EMOÇÕES
A Henrique de Vasconcellos
Ontem, às 6 horas da tarde,
fui buscar ao clube da rua do Passeio o velho barão Belfort, que me prometera
mostrar, três dias antes, a sua cara coleção de esmaltes árabes. O barão jogava
e perdia com um moço febril, que à lapela trazia um crisântemo amarelo, da cor
da sua tez. Ao ver-me, disse amavelmente
— Estamos a jogar. O
Osvaldo ganha como um inglês e com a alucinação de um brasileiro. Estou
perdendo e apreciando este bom Osvaldo, que ainda tem emoções.
Os seus olhares seguiam,
frios e argutos, o jogo do bom Osvaldo, e, a cada cartada, tamborilando os
dedos na mesa, Belfort sorria um sorriso mau, entre desconfiado e satisfeito.

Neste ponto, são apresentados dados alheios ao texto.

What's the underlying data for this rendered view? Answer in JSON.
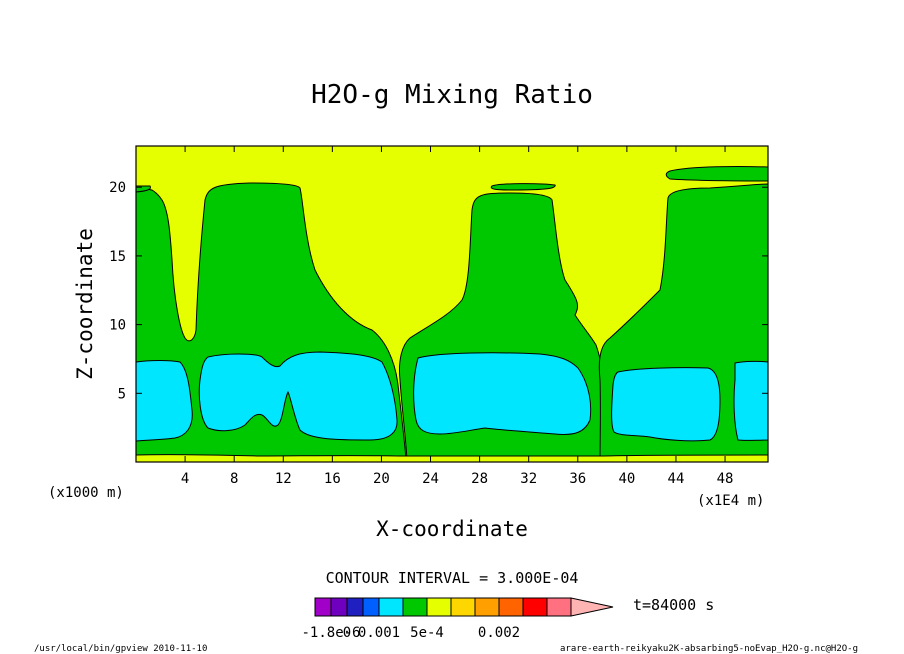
{
  "chart_data": {
    "type": "heatmap",
    "title": "H2O-g Mixing Ratio",
    "xlabel": "X-coordinate",
    "ylabel": "Z-coordinate",
    "x_unit": "(x1E4 m)",
    "y_unit": "(x1000 m)",
    "xlim": [
      0,
      51.5
    ],
    "ylim": [
      0,
      23
    ],
    "x_ticks": [
      4,
      8,
      12,
      16,
      20,
      24,
      28,
      32,
      36,
      40,
      44,
      48
    ],
    "y_ticks": [
      5,
      10,
      15,
      20
    ],
    "grid": false,
    "contour_interval_label": "CONTOUR INTERVAL = 3.000E-04",
    "time_label": "t=84000 s",
    "colorbar": {
      "colors": [
        "#a000c8",
        "#7000c0",
        "#2020c0",
        "#0060ff",
        "#00e6ff",
        "#00c800",
        "#e6ff00",
        "#ffd700",
        "#ffa000",
        "#ff6400",
        "#ff0000",
        "#ff7080",
        "#ffb4b4"
      ],
      "tick_labels": [
        {
          "text": "-1.8e-6",
          "index": 1
        },
        {
          "text": "0",
          "index": 2
        },
        {
          "text": "0.001",
          "index": 4
        },
        {
          "text": "5e-4",
          "index": 6
        },
        {
          "text": "0.002",
          "index": 9
        }
      ]
    },
    "regions": [
      {
        "level": "yellow",
        "color": "#e6ff00",
        "fill_whole_plot": true
      },
      {
        "level": "green",
        "color": "#00c800",
        "note": "columns",
        "columns": [
          {
            "x": [
              0,
              4.5
            ],
            "z": [
              0,
              20
            ]
          },
          {
            "x": [
              5,
              21
            ],
            "z": [
              0,
              20.2
            ]
          },
          {
            "x": [
              21.5,
              37
            ],
            "z": [
              0,
              19.5
            ]
          },
          {
            "x": [
              37.5,
              51.5
            ],
            "z": [
              0,
              21.5
            ]
          }
        ]
      },
      {
        "level": "cyan",
        "color": "#00e6ff",
        "blobs": [
          {
            "x": [
              0,
              4.5
            ],
            "z": [
              1.5,
              7.5
            ]
          },
          {
            "x": [
              5.3,
              21
            ],
            "z": [
              2.3,
              8
            ]
          },
          {
            "x": [
              22,
              37
            ],
            "z": [
              2.2,
              8
            ]
          },
          {
            "x": [
              38.5,
              47
            ],
            "z": [
              1.8,
              6.8
            ]
          },
          {
            "x": [
              48,
              51.5
            ],
            "z": [
              1.8,
              7.4
            ]
          }
        ]
      }
    ]
  },
  "footer": {
    "left": "/usr/local/bin/gpview  2010-11-10",
    "right": "arare-earth-reikyaku2K-absarbing5-noEvap_H2O-g.nc@H2O-g"
  }
}
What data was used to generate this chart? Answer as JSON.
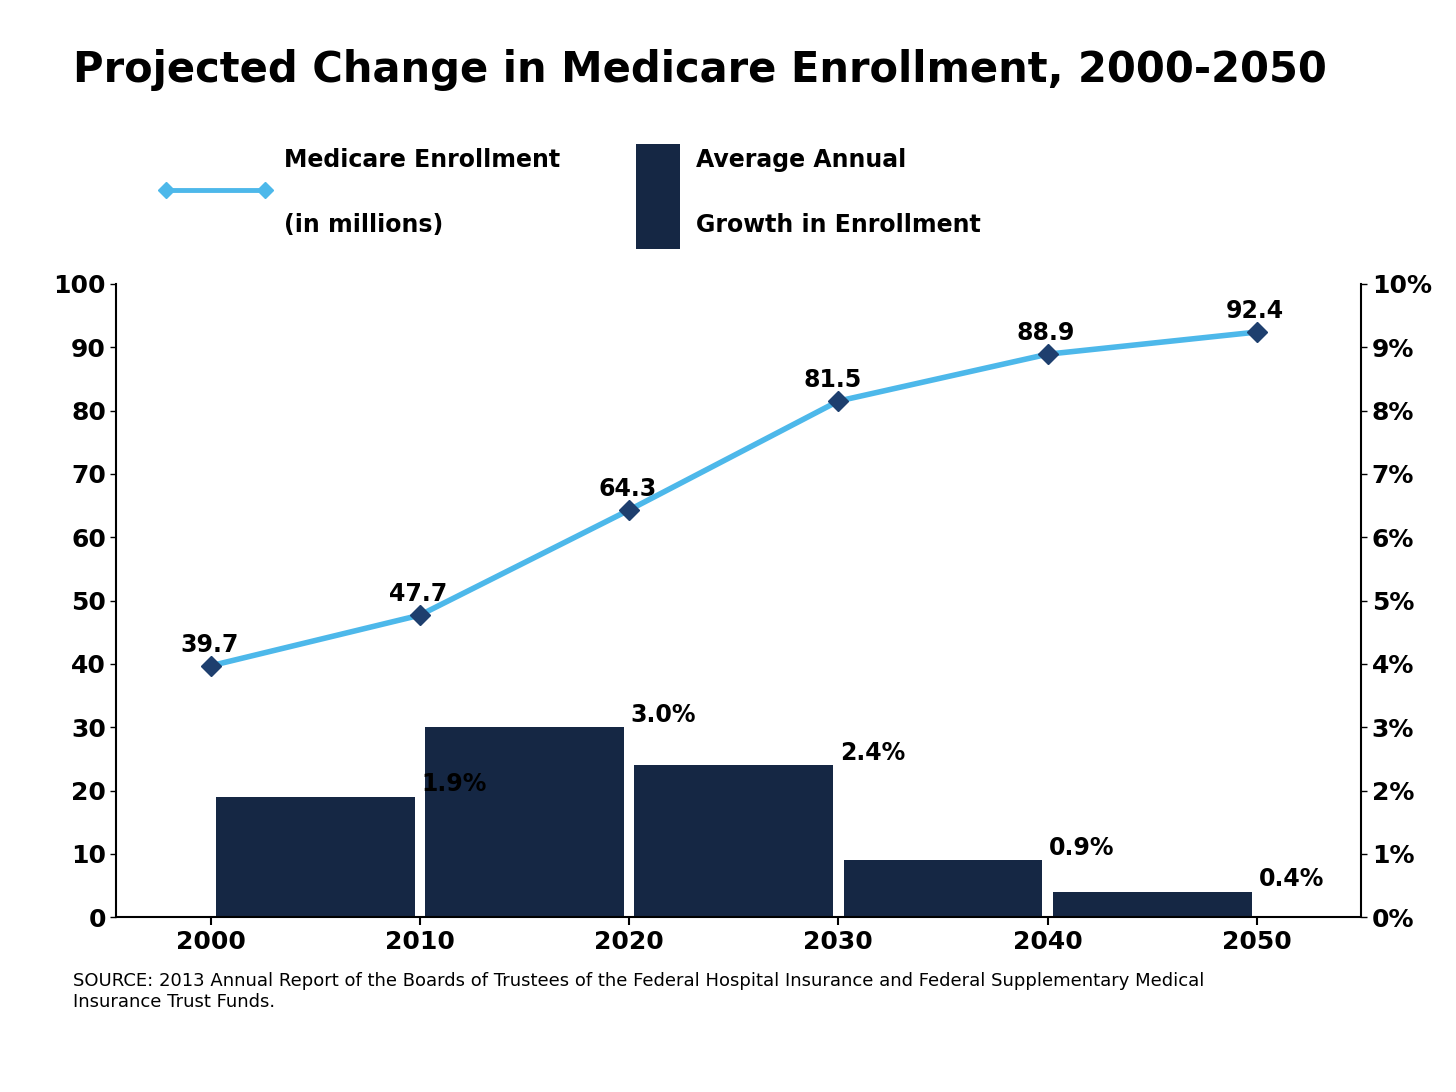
{
  "title": "Projected Change in Medicare Enrollment, 2000-2050",
  "line_years": [
    2000,
    2010,
    2020,
    2030,
    2040,
    2050
  ],
  "line_values": [
    39.7,
    47.7,
    64.3,
    81.5,
    88.9,
    92.4
  ],
  "line_labels": [
    "39.7",
    "47.7",
    "64.3",
    "81.5",
    "88.9",
    "92.4"
  ],
  "bar_centers": [
    2005,
    2015,
    2025,
    2035,
    2045,
    2052
  ],
  "bar_values_pct": [
    1.9,
    3.0,
    2.4,
    0.9,
    0.4,
    0.0
  ],
  "bar_labels": [
    "1.9%",
    "3.0%",
    "2.4%",
    "0.9%",
    "0.4%",
    ""
  ],
  "bar_widths": [
    9.5,
    9.5,
    9.5,
    9.5,
    9.5,
    3.0
  ],
  "bar_color": "#152744",
  "line_color": "#4db8ea",
  "marker_color": "#1e3f6e",
  "left_ylim": [
    0,
    100
  ],
  "right_ylim": [
    0,
    10
  ],
  "left_yticks": [
    0,
    10,
    20,
    30,
    40,
    50,
    60,
    70,
    80,
    90,
    100
  ],
  "right_yticks": [
    0,
    1,
    2,
    3,
    4,
    5,
    6,
    7,
    8,
    9,
    10
  ],
  "xlim": [
    1995.5,
    2055
  ],
  "xticks": [
    2000,
    2010,
    2020,
    2030,
    2040,
    2050
  ],
  "legend_line_label1": "Medicare Enrollment",
  "legend_line_label2": "(in millions)",
  "legend_bar_label1": "Average Annual",
  "legend_bar_label2": "Growth in Enrollment",
  "source_text": "SOURCE: 2013 Annual Report of the Boards of Trustees of the Federal Hospital Insurance and Federal Supplementary Medical\nInsurance Trust Funds.",
  "background_color": "#ffffff",
  "title_fontsize": 30,
  "tick_fontsize": 18,
  "label_fontsize": 16,
  "legend_fontsize": 17,
  "source_fontsize": 13
}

De repente, porém, as pupilas acenderam-se-lhe. Pôs as duas mãos nervosas na
mesa, e perguntou, enquanto mais pálido o moço estacava:
— E tu não jogas?
— Não.
— Fazes bem. Um escritor do
tempo de Balzac dizia que o jogo era para a mocidade o veneno da perdição. O
veneno! ora vê tu, o veneno!
Sorriu com delicadeza.
— O Osvaldo permite? Vou
embora sem mais um real. Até amanhã. E não deixe de tomar água de flor de
laranja...
Levantou-se, mirou as unhas
brunidas, mirou a gravata, e saiu, deixando o jovem só naquele salão que o
pleno verão tornara deserto. Acompanhei-o, não sem olhar para traz. O moço
pendia a cabeça na sombra, e assim pálido, com um pálido crisântemo, os seus
olhos tinham chispas de susto e de prazer.
Embaixo, no vestiário, o
barão deixou que lhe enfiassem o paletó, mandou chamar o coupé9, e
partimos discretamente, sob a tarde luminosa e cor de pérola. Belfort
aconchegou-se à almofada de cetim malva, acendeu uma cigarrilha do Egito com o
seu monograma em ouro, e, enquanto o carro rodava, indagou:
— Que tal achaste o
Osvaldo? É o meu estudo agora. Havia meia hora que me roubava
escanda-losamente... Não lhe disse nada. Ainda é possível salva-lo...
— Quer perde-lo? indaguei
habituado ás excentricidades desse álgido ser.
— Oh! não, quero gozá-lo.
Tu sabes, o homem é um animal que gosta. O gosto é que varia. Eu gosto de ver
as emoções alheias, não chego a ser o bisbilhoteiro das taras do próximo, mas
sou o gozador das grandes emoções de em torno. Ver sentir, forçar as paixões,
os delírios, os paroxismos sentimentais dos outros é a mais delicada das
observações e a mais fina emoção.
— Oh! ser horrível e
macabro!
— Seja; horrível, macabro,
mas delicado. É por isso que eu não quero perder o Osvaldo, quero apenas
gozá-lo. Preciso não limitar a minha ação humana aos passeios pelo Oriente, às
coleções autênticas e a alguns deboches nos restaurantes de grão tom. Mas daí a
perde-lo, c’est trop fort...
— Pois não imagina o mal
que fez ao pobre Osvaldo. O rapaz estava horrivelmente pálido!
— Tal qual como o outro.
Que exemplar, meu caro! que caso admirável! Esse pequeno ha seis rneses odiava
o víspora10.
Hoje tem a voracidade de ganhar, e tamanha que já rouba. Amanhã arde, queima,
rebenta numa banca de jogo. Ah! o jogo! É o único instinto de perdição que
ainda desencadeia tempestades nos nervos da humanidade. O Osvaldinho é tal qual
o outro, o Chinês, a minha última observação.
— O Chinês?
Belfort soprou o fumo da
cigarrilha, sorrindo.
— Imagina que vai para um
ano fui apresentado a um rapaz chamado Praxedes, filho de uma chinesa e de um
negociante português em Macau. O homem falava inglês, estava no comércio, e
vinha de Xangai, com um carregamento de poterias e bronzes por contrabando,
para vender. Simpatizei com ele. Era imberbe, ativo, paciente, dizia a cada
instante frases amáveis, e casara com uma interessante rapariga, a Clotilde —
Clô para os íntimos. Conversou da China, dos boxers11,
confessou o contrabando e levou-me a vê-lo. Que vida feliz a daquele casal!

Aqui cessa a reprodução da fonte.